Live of Indians in Saudi Arabia have altered drastically in the last year: there's a new 'family tax,' family visas are no longer free, charges of temporary visas have more than doubled, and fuel, water and power costs have shot through the roof.
This has left many helpless, unable to carry on in Saudi, but failing to find jobs in India too.
'Family tax' went up from zero to 200 riyals
Last July, the Saudi government introduced the family tax, or dependent tax, which requires employed expats to pay a 'tax' for each dependent in his family.
When it was launched, it was fixed at 100 riyals (Rs. 1,700) a month. This month, it was doubled to 200 (Rs. 3,660).
It will increase to 300 riyals (Rs. 5,490) next July, and 400 (Rs. 7,320) in July'20.
Hiked charges for visas, power, water
That's not all. Family visas, earlier free, cost 2,000 riyals (Rs. 36,590) now. A single-exit reentry visa, which cost 200 riyals for a year earlier, now costs the same for two months, and 100 riyals for each additional month.
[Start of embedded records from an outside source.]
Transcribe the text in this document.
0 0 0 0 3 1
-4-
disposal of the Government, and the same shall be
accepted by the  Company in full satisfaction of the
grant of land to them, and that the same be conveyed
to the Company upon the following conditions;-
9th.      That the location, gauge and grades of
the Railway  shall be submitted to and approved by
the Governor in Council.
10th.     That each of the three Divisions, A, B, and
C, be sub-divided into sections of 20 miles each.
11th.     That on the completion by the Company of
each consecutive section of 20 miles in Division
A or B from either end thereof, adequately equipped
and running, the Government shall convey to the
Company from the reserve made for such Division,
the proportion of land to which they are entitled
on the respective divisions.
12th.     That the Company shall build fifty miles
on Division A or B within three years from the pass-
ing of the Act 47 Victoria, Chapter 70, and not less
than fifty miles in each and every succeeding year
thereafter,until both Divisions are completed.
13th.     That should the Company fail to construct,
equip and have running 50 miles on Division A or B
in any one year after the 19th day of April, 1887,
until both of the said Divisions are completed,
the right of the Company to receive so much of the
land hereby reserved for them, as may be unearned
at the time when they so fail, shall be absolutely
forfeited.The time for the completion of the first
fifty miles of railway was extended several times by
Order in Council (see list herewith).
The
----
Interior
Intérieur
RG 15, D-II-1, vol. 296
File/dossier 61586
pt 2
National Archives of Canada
Fuel prices have doubled since December, from 0.90 riyal per liter of Octane 95 to 2 riyals now. Electricity rates have trebled.
500 families have already returned from Saudi, reports say
For an Indian construction worker earning 2,500 riyals (Rs. 46,000), these extra expenses are taking a toll.
As a result, many have been forced to return, or send back their families.
According to TOI, 500 of the total 1,200 families in the Gulf have returned from Saudi alone.
Till last year, Indians formed the largest expat group in Saudi, with 41L members.
'Even families with a decent income are returning'
Irshad, a Mangaluru-based engineer who too returned, insists the dependent fee isn't a "tax" but a fine, since the government doesn't provide any benefits in lieu.
An auto consultant in Saudi agrees, adding it is not just the low-income group which has been hit. "Even families with a decent income are doing it. The same money can be remitted back home."
As one problem sorted for returning migrants, another rises
This has led to a new problem: joblessness. A woman, who returned to Mysuru with her daughter, said, "I am a qualified teacher so I managed to find a job in Mysuru. But many of my friends who had returned with me are still struggling to find one."
Former migrants now want the government to step in and help those returning home.